A team of South Korean researchers claims that fish oil – best known as a miracle health supplement – could be the key to a next generation of solar panels with “unprecedented” efficiency.
The researchers found that a fish oil and water-based emulsion placed over solar panels in a filter can capture ultraviolet light and convert it into thermal energy. This boosted the conversion efficiency of the panels.
“Emulsion technology is already well established” and used in the cosmetics and food industries, among others, said Jae Won Lee, a professor from the Korea Maritime & Ocean University who led the research.
“Therefore, emulsion filters can be easily applied to existing systems,” he added.
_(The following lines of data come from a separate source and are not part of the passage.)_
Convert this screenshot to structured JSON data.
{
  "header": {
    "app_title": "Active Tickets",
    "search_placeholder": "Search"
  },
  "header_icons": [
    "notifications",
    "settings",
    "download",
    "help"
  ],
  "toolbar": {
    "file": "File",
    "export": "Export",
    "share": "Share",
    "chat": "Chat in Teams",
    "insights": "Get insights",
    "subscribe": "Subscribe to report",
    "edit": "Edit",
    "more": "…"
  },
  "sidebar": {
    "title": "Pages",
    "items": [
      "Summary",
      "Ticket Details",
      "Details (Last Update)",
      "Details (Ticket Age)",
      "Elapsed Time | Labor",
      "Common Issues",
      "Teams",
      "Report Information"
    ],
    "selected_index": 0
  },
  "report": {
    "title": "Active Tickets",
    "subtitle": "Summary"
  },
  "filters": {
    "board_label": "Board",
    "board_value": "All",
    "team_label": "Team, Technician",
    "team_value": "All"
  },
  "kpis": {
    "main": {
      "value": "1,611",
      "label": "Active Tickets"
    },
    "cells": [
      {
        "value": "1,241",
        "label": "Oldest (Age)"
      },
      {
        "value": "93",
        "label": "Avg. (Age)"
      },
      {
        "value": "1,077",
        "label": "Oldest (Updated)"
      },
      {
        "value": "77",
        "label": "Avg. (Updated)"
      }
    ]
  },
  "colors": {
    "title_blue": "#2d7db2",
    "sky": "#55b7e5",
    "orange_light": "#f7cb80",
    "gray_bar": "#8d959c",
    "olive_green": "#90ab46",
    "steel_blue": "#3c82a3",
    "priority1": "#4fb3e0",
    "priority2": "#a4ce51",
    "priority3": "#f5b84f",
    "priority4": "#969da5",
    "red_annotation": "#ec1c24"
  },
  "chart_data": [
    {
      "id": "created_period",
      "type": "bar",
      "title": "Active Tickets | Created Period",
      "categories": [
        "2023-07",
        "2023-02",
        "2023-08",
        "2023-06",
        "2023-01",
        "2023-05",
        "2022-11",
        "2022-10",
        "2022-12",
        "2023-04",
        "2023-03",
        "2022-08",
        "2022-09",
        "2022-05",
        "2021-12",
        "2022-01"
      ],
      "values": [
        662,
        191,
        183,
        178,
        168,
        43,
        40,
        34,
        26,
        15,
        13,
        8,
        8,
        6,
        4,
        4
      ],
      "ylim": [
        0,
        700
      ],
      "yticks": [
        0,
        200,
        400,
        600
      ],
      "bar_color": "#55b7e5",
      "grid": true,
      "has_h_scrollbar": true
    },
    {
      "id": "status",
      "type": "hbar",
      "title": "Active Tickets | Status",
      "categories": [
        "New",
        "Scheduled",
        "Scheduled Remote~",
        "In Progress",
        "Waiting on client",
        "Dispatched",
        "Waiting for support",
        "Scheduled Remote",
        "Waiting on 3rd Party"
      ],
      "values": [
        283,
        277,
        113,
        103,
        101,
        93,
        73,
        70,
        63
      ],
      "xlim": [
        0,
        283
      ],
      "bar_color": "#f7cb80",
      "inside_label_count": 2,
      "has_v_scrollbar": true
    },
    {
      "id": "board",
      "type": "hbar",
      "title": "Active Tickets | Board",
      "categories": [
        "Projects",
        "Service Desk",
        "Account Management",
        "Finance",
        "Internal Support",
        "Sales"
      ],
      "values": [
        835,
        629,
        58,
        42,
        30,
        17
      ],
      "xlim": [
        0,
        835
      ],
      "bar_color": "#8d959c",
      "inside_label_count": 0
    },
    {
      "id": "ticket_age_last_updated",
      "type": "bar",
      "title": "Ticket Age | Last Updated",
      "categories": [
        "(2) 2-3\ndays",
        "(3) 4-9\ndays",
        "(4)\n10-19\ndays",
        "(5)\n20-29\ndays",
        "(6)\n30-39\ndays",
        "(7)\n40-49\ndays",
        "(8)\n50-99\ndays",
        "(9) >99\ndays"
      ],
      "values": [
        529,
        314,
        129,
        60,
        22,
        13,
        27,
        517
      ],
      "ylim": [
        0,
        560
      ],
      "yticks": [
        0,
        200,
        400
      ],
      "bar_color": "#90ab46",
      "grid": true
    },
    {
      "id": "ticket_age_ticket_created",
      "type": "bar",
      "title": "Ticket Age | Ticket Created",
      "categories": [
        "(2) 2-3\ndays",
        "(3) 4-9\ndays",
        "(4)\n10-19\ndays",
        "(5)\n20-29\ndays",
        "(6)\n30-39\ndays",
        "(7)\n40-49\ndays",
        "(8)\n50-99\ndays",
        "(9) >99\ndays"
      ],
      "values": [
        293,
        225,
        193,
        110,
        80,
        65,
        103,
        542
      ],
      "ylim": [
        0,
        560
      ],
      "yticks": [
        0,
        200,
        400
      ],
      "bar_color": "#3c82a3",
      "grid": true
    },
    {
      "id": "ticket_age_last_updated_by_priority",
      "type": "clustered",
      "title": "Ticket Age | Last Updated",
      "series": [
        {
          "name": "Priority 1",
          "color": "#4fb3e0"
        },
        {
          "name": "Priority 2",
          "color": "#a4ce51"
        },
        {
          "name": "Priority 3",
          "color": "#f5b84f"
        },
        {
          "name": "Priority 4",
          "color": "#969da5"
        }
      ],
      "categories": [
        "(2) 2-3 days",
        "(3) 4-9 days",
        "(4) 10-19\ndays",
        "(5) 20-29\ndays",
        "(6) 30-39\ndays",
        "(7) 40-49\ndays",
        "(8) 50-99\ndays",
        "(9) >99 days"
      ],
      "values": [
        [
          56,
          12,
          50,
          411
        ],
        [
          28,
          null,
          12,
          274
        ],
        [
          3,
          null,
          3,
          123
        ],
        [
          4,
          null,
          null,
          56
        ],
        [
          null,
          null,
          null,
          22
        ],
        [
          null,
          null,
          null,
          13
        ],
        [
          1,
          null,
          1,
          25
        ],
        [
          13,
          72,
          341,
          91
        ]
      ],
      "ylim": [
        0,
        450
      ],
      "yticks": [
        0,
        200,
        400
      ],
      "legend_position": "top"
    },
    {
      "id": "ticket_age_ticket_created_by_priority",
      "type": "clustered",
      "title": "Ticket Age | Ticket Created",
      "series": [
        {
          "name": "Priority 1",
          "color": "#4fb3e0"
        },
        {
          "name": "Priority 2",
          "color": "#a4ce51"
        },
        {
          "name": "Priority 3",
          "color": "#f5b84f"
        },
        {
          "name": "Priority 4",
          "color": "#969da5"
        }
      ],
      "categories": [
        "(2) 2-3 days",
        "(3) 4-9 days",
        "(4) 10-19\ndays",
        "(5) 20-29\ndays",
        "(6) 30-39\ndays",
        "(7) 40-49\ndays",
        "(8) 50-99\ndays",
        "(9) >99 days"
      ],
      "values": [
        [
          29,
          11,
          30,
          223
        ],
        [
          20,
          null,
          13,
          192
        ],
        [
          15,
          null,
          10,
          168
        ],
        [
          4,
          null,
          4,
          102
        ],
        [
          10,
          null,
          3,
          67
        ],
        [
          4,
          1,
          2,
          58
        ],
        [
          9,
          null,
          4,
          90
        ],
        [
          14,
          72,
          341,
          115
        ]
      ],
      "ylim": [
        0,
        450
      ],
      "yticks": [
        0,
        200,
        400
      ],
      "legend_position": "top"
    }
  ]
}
Announcing the results of the research today (Friday), the university said that photovoltaic (PV) modules used in solar panels suffer from a low conversion efficiency of around 20% because they can only convert near-infrared wavelengths into electricity.
Other wavelengths simply heat up the PV module, reducing its efficiency.
To counter this, scientists have developed photovoltaic-thermal (PVT) systems that carry away heat generated through a heat exchanger using a coolant fluid – either air or liquid.
This cools down PV modules, increasing their efficiency, while the heat captured is used as thermal energy.
Scientists have also developed “de-coupled” PVT systems that use liquid filters, placed over the PV modules, to capture wavelengths of sunlight that contribute minimally to electricity generation. These include ultraviolet (UV), visible light and near-infrared.
However, the university says that water, “a popular liquid filter, cannot absorb UV rays.”
Now, the team of researchers led by Lee have found that a mixture of fish oil and water absorbs both infrared and UV light, “increasing the energy harvesting potential of de-coupled PVT systems.”
The university claims that the fish oil filter had a conversion efficiency of 84.4% compared to systems with heat exchangers (70.9%) and de-coupled PVT systems using a water filter (79.3%). It also decreased the temperature of the modules from 46.7C to 33.1C.
The researchers found their system can even be adapted to the weather. “For example, during summer, the fluid in the liquid filter could be bypassed to maximize electricity production, while in winter, the liquid filter could capture thermal energy for heating applications.”